In Silico Analysis of BMAL1 and CLOCK SNPs in the Ensembl Database

Abstract

Objective: A circadian rhythm in mammals controls the sleep-wake cycle, blood pressure, hormone secretion, metabolism and many other physiological processes. The circadian clock mechanism is regulated by four genes: Bmal1, Clock, Cry, and Per. Mutations in these regulatory genes are associated with sleep and mood disorders, obesity, and cancer. Several PER2 and CRY2 SNPs are associated with advanced sleep phase syndrome.
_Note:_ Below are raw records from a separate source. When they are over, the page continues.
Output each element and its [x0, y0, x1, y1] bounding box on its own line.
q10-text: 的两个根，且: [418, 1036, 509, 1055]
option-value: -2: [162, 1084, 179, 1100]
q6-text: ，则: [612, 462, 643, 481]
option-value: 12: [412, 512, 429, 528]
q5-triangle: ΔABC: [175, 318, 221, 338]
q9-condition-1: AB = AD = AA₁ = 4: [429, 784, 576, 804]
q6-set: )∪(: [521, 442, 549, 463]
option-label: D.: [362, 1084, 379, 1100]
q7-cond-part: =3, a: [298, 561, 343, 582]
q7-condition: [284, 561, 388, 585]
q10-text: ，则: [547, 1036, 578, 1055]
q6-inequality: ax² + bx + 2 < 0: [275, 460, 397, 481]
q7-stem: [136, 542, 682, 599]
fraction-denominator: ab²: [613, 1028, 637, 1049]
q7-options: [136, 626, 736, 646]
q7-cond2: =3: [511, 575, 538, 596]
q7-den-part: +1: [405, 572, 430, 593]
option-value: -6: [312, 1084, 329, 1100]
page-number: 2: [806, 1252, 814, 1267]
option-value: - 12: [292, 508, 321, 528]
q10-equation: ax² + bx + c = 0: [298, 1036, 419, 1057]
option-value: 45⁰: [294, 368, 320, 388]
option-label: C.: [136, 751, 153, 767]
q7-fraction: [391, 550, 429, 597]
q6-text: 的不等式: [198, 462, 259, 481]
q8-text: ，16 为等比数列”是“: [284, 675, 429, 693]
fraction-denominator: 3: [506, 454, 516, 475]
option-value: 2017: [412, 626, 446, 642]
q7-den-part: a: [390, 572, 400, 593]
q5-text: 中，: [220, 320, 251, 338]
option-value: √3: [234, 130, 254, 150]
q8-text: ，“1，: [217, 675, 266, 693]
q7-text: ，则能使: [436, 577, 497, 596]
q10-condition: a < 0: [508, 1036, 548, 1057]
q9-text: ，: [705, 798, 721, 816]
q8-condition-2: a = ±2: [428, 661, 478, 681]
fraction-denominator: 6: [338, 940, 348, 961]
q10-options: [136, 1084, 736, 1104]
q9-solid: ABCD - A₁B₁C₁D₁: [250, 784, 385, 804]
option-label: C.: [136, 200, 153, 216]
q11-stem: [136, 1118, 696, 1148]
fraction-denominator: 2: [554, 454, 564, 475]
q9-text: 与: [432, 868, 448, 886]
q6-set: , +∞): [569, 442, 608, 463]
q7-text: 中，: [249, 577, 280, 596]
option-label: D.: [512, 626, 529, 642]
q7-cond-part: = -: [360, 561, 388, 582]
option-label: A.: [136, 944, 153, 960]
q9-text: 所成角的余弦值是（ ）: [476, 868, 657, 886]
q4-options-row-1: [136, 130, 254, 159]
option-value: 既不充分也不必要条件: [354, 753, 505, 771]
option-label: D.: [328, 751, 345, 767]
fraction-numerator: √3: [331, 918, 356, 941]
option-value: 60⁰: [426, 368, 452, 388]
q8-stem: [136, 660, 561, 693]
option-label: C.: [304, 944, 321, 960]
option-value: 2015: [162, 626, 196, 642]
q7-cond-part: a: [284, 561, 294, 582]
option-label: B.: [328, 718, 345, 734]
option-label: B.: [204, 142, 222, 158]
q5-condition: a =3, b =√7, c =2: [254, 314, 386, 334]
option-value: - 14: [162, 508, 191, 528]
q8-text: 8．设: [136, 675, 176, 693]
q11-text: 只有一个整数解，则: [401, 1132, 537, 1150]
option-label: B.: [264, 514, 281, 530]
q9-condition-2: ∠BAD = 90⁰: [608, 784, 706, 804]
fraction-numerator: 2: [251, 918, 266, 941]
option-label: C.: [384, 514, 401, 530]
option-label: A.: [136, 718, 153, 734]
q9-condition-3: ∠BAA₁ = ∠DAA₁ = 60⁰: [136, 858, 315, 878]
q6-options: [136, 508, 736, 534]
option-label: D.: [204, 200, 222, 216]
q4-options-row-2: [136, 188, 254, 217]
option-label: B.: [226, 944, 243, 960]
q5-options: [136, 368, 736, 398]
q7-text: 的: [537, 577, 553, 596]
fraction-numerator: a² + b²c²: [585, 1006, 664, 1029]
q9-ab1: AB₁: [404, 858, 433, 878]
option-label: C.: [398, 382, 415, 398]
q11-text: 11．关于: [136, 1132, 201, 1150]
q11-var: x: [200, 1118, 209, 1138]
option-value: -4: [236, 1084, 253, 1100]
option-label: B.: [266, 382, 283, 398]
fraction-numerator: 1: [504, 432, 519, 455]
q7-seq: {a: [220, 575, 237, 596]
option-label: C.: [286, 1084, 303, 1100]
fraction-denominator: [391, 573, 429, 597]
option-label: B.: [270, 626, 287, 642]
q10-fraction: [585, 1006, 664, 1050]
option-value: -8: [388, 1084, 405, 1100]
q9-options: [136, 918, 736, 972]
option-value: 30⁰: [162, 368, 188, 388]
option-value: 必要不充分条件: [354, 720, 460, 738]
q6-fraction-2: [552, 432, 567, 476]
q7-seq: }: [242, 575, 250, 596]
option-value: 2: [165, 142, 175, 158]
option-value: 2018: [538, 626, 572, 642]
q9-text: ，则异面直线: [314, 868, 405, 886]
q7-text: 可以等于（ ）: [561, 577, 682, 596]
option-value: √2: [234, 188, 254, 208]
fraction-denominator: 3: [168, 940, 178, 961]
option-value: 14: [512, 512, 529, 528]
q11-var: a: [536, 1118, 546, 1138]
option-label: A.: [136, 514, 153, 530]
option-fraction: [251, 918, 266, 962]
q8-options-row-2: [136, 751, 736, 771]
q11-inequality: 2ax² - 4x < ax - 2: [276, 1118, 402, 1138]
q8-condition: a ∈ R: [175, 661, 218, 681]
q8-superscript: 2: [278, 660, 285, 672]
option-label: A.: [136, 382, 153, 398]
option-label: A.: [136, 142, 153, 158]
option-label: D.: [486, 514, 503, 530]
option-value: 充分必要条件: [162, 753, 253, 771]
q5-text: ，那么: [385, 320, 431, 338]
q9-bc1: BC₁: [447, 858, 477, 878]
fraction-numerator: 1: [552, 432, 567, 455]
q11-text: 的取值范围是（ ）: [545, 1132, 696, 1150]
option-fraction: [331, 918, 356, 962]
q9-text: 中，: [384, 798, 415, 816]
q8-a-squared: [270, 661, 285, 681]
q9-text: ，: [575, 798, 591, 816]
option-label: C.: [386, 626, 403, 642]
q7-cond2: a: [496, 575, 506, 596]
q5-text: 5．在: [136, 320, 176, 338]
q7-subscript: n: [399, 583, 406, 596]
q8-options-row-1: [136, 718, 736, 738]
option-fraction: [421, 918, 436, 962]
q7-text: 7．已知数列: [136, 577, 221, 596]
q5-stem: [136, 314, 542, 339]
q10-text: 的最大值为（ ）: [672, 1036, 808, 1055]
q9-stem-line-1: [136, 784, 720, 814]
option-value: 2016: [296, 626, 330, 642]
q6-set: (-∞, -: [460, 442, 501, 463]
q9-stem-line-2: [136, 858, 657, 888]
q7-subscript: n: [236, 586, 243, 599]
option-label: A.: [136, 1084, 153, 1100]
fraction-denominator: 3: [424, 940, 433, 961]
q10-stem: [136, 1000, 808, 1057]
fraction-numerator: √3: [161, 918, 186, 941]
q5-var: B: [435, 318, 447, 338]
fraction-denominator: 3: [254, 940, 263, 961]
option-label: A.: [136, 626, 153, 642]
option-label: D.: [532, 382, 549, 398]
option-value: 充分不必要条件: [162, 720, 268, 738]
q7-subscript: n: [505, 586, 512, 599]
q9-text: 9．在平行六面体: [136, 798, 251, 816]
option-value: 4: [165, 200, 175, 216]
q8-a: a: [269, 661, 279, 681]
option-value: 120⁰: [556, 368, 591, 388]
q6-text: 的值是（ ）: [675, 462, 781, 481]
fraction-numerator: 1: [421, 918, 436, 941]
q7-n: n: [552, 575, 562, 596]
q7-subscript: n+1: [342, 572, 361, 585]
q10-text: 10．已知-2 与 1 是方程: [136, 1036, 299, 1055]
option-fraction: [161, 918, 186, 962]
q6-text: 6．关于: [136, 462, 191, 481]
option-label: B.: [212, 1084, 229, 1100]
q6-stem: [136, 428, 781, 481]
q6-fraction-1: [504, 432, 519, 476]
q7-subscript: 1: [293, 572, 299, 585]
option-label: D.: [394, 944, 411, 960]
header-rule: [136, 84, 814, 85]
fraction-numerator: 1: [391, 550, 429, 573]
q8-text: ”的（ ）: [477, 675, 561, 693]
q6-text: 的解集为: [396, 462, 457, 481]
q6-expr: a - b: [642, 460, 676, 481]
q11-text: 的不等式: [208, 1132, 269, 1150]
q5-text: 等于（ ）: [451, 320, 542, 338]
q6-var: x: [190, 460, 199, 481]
It is, therefore, critical to understand the effect of clock genes’ SNPs on the circadian clock. In this study, we determined “pathogenic” BMAL1 and CLOCK SNPs in the Ensembl database for biochemical characterization. Materials and Methods: BMAL1 and CLOCK SNPs in the Ensemble database were filtered out for only missense mutations. Among the missense mutations, pathogenic ones were determined according to SIFT, PolyPhen, and CADD scores, REVEL, MetalR, Mutation Assessor, I-Mutant, PROVEAN, and FireDock programs. BMAL1 and CLOCK SNPs were visualized by using PyMol. Results: Thousands of BMAL1 and CLOCK missense SNP mutations were reported in the Ensembl database. After the classification of those SNPs according to their SIFT, PolyPhen, and CADD pathogenicity, twelve SNPs for each protein remained as pathogenic. A further analysis with all in silico tools revealed that BMAL1 SNPs causing Ala154Val, Arg166Gln, and Val440Gly mutations; and CLOCK SNPs causing Gly120Val, Asp119Val, Gly120Ser, Ala117Val, and Cys371Gly mutations were predicted as the most “pathogenic” ones. Conclusion: Overall, by using in silico tools, we provided a starting point for experimental studies for determining the effect of pathogenic BMAL1 and CLOCK SNPs on the circadian clock mechanism.